I am a pretty simple mind when it comes to engineering problem solving. I establish some goal, in this case I want to be able to dial numbers and have the phone ring, then pick a place to start. I always try to get some little win first, then work my way up to tougher stuff. The receiver seemed like a good starting point. Well, just the top half of the reciever really, namely the audio out. So, I bought a rpi3 with an audio hat and I started snipping wires. I found the right wires pretty quick and so screwed them to a 3.5mm terminal and boom, first task complete. Task 2 was to figure out the hook. The switch for the hook was soldered directly to the board running the phone so I knew that wouldn’t work. So I threw a CAD project together and mounted a cherry switch to replace the old switch and wired that to the pi. Couple of quick wins right off the bat and it was going smooth, but then….

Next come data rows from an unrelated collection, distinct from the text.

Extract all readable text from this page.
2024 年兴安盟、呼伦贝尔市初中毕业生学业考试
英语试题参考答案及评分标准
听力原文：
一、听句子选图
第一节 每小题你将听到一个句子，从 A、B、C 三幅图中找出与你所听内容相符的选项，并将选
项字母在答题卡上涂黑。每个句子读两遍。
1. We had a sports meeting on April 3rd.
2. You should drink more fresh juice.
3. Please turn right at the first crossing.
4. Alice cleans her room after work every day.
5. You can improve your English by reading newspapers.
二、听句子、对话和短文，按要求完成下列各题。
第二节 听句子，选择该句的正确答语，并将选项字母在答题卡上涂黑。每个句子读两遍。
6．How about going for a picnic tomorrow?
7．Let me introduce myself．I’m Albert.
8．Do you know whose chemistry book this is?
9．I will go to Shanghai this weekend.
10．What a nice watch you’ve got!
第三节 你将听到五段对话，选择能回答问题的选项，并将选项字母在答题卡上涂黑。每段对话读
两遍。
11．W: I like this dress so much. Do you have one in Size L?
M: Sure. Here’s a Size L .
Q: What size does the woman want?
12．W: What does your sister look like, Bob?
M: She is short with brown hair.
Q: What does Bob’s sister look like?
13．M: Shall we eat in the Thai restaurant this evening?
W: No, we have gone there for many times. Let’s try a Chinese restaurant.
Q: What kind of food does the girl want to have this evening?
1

People are funny. We have things that we just know. Like cut a piece of paper in the same shape as a dollar and ask someone to close their eyes and find it in a stack of bills. You could spend months trying differnt kinds of paper and they will always be able to pick it out. We have touched money our whole life so everyone just knows what that feels like. Well, phone noises are the same way. Off by a pitch? People will know. Phone tones are not just a single tone, they are actually a combination of 2 tones together. Their official definition is Dual Tone Multi Frequency (DTMF). If you dial a number 1 for instance that is 697Hz mixed with 1209Hz. Pretty simple! The trick comes down to how you write software to do this. I am not a Python expert. I admit I would do just about anything to avoid that snake. I tried writing this program in JS and Go before I gave in. I was loosing time and interest, so I dived in.

When trying to make a phone work like a phone you have to think of it more like a music track than a bunch of individual noises. A oerson could leave the phone off the hook for any amount of time. The same with dialing numbers at any speed and order. So I found a python library that would allow me to generate a stream and then I could just alter the audio. Beep Bop Boop, a little garbage code later and I had the audio streaming1. Then the number pad. That was a little trickier cuz I was unaware at the time that to save some wires they set up a little matrix. A number pad on a phone looks a little like:

1 2 3
4 5 6
7 8 9
* 0 #

This means that there are 4 rows (4 wires) and 3 columns (3 wires) so 7 wire can represent 12 numbers instead of 24 (positive and negative) wires. I wired all the rows and columns to the respective outputs (honestly I can’t remember exactly how) and that was working as well. The code is a mess, but if you want it then you can find it here. And after all that, I only had/have one problem left, getting the bloody bells to ring. You see, of all the things on a phone that require just the right amount of precision it is the bells. These can vary in their setup, but for my phone there is a small actuator inset into each bell. When you put current through one end it strikes the one side, and vice versa. This is what causes the phone to ring, but since most phones don’t really have a brain this has to happen on a circuit that can occilate. You also need a lot of power to do so as far as I am aware. It might be possible to do what I need in the sorftware, but honestly I found a much easier way with dealing with phones overall.

Now maybe you are wondering why I even touched on theis since it has little to do with Shatterstone. Well, knowledge is a very funny thing. The more I learn, the more I find that knowing anything leads to learning something else. I think that this project was the first inkling I had towards something bigger. It truely took me a ton of time to get anywhere on it, but it also taught me to keep pushing and take little steps towards the bigger goal.

So anyway, that’s where we leave it for now. We will come back to phones and a much more robust solution soon.

Take care!


1I say “a little garbage code later”, but what I mean is countless weeks of trial and error and giving up and trying again.